Highly anxious moments included watching my eight-year-old daughter thread the needle on her new road bike.
However, in no time, she was drilling nose wheelies, skitching tows, and telling cars to get their driving balls back. Kidding aside, she is totally capable of riding miles in traffic (taking the sidewalk when it's smarter to do so) without my input. It's a beautiful thing. I had to move the tag-along over to a ss road bike, so her brother and I could keep up. Another highlight was having him as a stoker, feeling him kick it up a hill so we could beat her.
In other news, my wife finally did the women's track clinic at the Velodrome, two years after offhandedly opting in. For those of you not in on the joke, my daughter asked mom why she didn't race on Friday nights. Mom replied "why not?" - not really caring one way or the other, but mostly wanting to show her that it's fun to try new things, to race, even if it's all a little intimidating. Of course, that's all I needed to start building up a track bike. A long-lost friend of hers, who had messengered in Chicago ten years back, heard this and gifted her a Campy Record pursuit tubular wheelset (coincidentally built by Marcus), with the only condition "that she race them." So that's how she ended up with the nicest track bike in the family.
And the only one to hang in the basement, unridden for two years. And by unridden, I mean "never borne the pressure of a human on the saddle."

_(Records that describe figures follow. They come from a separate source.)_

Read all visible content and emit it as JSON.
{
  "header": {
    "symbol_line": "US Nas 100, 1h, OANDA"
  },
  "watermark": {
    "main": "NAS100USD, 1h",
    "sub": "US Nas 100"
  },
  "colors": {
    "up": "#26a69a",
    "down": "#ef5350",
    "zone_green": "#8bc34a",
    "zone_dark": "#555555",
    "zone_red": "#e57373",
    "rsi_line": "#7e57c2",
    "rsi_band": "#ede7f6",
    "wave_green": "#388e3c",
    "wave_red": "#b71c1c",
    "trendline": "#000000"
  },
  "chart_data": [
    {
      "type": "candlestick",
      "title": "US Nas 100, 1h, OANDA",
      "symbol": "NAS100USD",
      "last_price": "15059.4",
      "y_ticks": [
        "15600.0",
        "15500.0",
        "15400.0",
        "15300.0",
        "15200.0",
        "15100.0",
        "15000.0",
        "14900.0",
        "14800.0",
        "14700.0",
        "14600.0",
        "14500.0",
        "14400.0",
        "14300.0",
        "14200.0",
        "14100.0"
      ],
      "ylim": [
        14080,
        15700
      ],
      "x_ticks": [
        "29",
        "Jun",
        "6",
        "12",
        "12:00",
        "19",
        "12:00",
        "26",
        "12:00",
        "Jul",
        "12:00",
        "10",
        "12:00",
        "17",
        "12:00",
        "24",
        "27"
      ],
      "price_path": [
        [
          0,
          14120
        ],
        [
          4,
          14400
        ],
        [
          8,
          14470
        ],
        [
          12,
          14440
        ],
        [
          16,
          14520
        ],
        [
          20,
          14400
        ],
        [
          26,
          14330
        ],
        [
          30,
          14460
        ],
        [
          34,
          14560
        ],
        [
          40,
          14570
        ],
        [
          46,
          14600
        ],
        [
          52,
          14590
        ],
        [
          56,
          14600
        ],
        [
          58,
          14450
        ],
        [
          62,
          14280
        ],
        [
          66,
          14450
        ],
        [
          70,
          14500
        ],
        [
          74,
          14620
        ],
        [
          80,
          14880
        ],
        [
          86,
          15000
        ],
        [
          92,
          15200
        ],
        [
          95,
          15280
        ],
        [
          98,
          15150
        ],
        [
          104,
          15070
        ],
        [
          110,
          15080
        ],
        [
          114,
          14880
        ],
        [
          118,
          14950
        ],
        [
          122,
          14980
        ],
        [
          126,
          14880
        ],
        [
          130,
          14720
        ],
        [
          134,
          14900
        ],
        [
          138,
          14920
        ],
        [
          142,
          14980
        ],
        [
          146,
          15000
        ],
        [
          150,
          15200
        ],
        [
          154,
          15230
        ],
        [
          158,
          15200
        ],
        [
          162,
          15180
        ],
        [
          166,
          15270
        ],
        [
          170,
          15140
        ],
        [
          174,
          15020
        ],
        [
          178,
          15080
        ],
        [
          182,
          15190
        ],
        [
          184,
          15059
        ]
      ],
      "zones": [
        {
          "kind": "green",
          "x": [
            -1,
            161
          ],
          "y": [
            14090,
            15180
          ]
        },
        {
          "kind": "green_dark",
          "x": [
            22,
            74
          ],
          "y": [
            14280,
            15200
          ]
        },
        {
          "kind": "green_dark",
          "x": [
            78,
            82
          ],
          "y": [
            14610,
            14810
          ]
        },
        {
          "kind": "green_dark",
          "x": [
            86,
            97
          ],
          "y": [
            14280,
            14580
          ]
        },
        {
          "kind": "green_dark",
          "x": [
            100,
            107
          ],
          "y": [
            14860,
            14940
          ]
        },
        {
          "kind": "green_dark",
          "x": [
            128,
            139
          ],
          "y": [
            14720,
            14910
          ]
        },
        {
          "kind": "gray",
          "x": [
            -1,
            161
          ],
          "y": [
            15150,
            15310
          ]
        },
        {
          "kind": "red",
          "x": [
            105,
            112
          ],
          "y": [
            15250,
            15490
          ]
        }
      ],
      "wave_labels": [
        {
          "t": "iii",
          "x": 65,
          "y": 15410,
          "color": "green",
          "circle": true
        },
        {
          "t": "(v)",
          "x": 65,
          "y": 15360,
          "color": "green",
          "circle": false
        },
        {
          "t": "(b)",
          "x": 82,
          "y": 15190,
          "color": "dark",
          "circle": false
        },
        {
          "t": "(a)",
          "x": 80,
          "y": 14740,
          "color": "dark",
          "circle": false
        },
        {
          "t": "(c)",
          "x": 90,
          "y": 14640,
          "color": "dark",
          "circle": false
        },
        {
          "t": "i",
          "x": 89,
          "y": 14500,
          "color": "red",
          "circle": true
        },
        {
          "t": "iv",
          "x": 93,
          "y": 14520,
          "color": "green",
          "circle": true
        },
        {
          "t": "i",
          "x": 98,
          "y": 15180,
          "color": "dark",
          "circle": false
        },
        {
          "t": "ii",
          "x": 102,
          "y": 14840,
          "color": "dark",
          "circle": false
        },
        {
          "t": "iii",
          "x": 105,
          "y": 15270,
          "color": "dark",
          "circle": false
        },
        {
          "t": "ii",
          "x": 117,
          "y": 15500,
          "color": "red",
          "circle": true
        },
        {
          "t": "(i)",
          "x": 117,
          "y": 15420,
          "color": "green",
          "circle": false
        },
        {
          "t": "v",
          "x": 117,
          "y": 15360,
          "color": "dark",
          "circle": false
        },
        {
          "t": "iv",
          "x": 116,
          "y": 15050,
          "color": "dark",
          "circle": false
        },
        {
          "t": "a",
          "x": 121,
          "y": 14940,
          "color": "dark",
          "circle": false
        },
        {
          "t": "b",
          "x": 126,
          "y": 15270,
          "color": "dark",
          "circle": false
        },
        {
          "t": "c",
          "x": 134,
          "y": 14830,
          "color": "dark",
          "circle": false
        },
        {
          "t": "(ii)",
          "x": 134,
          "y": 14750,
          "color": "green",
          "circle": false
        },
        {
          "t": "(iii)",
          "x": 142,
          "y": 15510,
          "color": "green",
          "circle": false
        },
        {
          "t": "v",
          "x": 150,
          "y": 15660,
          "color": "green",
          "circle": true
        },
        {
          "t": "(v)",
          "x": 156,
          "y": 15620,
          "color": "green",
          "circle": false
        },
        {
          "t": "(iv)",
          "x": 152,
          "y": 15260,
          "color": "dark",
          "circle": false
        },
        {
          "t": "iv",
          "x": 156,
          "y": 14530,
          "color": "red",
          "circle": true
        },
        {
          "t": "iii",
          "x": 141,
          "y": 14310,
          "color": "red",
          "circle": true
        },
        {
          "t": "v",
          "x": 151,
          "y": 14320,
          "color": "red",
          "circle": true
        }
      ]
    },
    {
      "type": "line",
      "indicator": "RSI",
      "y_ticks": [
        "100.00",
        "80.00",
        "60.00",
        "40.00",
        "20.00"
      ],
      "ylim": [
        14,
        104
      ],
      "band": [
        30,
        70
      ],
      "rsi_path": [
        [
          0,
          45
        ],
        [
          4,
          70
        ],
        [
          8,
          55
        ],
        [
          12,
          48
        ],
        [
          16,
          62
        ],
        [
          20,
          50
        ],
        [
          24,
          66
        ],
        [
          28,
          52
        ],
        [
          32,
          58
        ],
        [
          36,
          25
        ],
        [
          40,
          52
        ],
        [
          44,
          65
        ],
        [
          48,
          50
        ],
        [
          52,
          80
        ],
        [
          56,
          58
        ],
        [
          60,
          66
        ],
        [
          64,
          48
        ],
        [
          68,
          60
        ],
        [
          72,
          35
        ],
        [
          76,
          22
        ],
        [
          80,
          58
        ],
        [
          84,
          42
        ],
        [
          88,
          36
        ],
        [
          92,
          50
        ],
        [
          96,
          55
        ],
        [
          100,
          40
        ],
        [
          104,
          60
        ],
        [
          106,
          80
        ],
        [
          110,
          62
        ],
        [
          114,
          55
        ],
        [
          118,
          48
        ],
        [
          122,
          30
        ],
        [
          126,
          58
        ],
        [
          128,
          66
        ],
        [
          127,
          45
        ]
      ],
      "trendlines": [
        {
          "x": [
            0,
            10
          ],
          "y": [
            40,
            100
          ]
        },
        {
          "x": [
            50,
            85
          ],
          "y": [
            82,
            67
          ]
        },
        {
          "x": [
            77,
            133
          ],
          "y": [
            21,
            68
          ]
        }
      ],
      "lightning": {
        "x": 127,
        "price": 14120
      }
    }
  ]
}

I'm not giving her grief on the subject, since it's about twelve thousand times more difficult to be supermom than it is to be me (especially being supermom in a family that has me in it, who practically counts as one of the kids, but with a salary). She missed a couple women's clinics in the meantime, until this last weekend.
Six tattooed and pierced women in their 20s, two experienced roadies in their 30s, and my wife. I should point out that she's so busy being supermom that she takes about one bike ride per year, in a triathlon. She half-jokingly introduced herself as "I don't know anything about this, I'm just here because my husband built this bike and told me to come to the clinic. He told me to get a picture to make sure I wasn't running off to get a pedicure." She got the impression that some of the tattooed ladies were rather scornful of the subservient picture she painted. If they only knew that she's the Generalissimo around here, and she signed up solely to be a role model for her daughter. Tattoos don't make you tough, ladies, try being Supermom.
I half expected her to come home terrified from her first fixed gear experience. In short: loved clocking laps, not so crazy about the racing. Partly because she doesn't feel particularly conditioned at the moment, but also because she didn't come to prove anything, unlike many of her classmates. She enjoyed the team pursuit a lot more than the miss and out. However, she informed me that she's still planning on following through with her promise; she is going to race some Friday. Two more weeks until opening night!